Heavy-ion fusion is a complex, many-body quantum process, whereby two separate nuclei merge to form a single, compact compound nucleus. It is intrinsically dissipative, requiring the kinetic energy of the collision to be dispersed into a multitude of internal nucleonic excitations. Existing models of fusion, accounting for the coherent superposition of collective excited states , have been quite successful in predicting the outcome of fusion at energies near and below the fusion barrier. Crucially, however, these models do not explicitly treat the progression of the system from a fully coherent quantum state to the thermalised, compact compound nucleus. As a consequence, predictions of fusion cross sections at above barrier energies with these models may disagree with experiment by up to a factor of 2 .
Determining the variables which control this thermalisation is a key step in understanding the progression towards a fully energy-dissipated compound nucleus. One variable thought to be important is the amount of nuclear matter overlap at barrier radius.
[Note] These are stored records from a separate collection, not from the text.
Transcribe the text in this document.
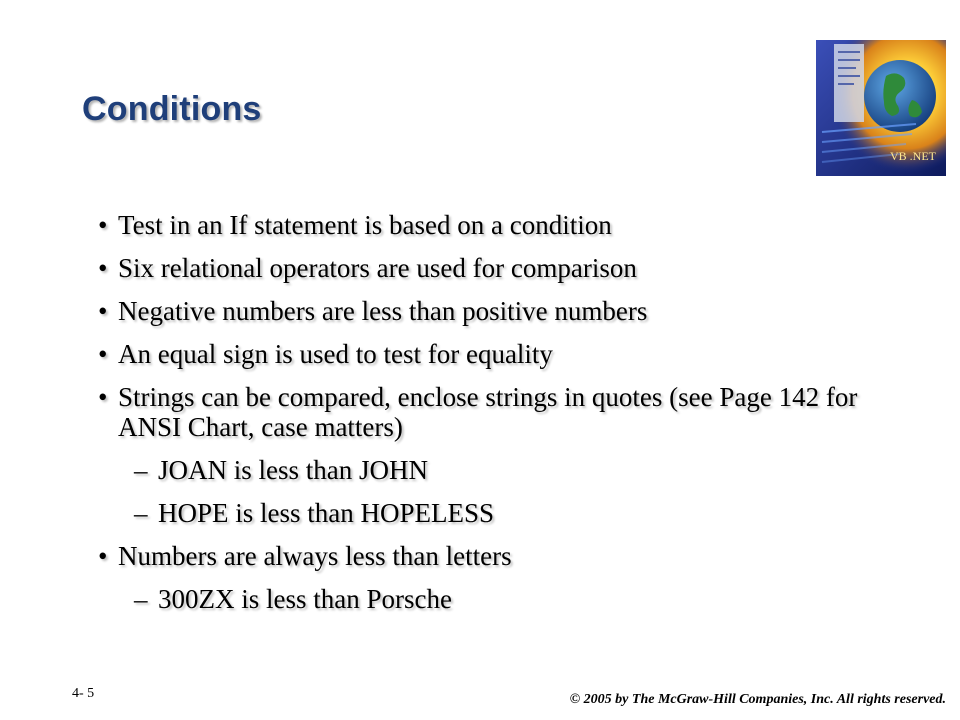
Conditions
VB .NET
• Test in an If statement is based on a condition
• Six relational operators are used for comparison
• Negative numbers are less than positive numbers
• An equal sign is used to test for equality
• Strings can be compared, enclose strings in quotes (see Page 142 for ANSI Chart, case matters)
– JOAN is less than JOHN
– HOPE is less than HOPELESS
• Numbers are always less than letters
– 300ZX is less than Porsche
4- 5	© 2005 by The McGraw-Hill Companies, Inc. All rights reserved.
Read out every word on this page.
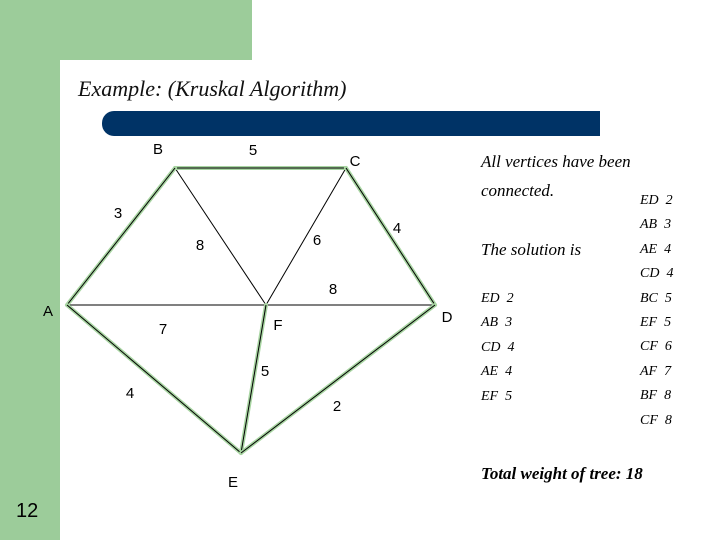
Example: (Kruskal Algorithm)
5
3
4
8	6
8
7
5
4
2
B
C
A
F	D
E
All vertices have been
connected.
The solution is
ED 2
AB 3
CD 4
AE 4
EF 5
ED 2
AB 3
AE 4
CD 4
BC 5
EF 5
CF 6
AF 7
BF 8
CF 8
Total weight of tree: 18
12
This matter overlap is controlled by the entrance channel charge product, ZpZt since for the same compound nucleus, increasing ZpZt increases the Coulomb repulsion between the reactants. This then requires a stronger attractive nuclear potential to overcome the repulsion, resulting in a reduced radius of the barrier. Studies of the same compound nucleus formed using differing ZpZt will reveal how this variable influences compound nucleus formation and is the basis for the systematic measurements begun in this PhD project.
This seminar will outline the experimental program designed to measure the outcomes following compound nucleus formation: evaporation residue (ER) formation and fusion-fission. Measuring the cross section of compound nucleus decay modes will then allow quantification of other collision outcomes that are otherwise indistinguishable from the fusion-fission mode, in particular, quasifission, which is known to suppress fusion. A presentation of the development of the method to extract high-precision ER cross sections will be included, along with benchmarking reactions and initial data from the new 8T version of the SOLITAIRE experiment . Preliminary fission cross sections measured with the ANU CUBE fission spectrometer will also be presented.
 M. Dasgupta et al., Measuring barriers to fusion, Annu. Rev. Nuc. Part. Sci. 48, 401 (1998).
 J. O. Newton et al., Systematic failure of the Woods-Saxon nuclear potential to describe both fusion and elastic scattering: Possible need for a new dynamical approach to fusion, Phys. Rev. C., 024605 (2004).
 M. D. Rodrı́guez et al., SOLITAIRE: A new generation solenoidal fusion product separator, Nucl. Instrum. Meth. A 614, 119 (2010).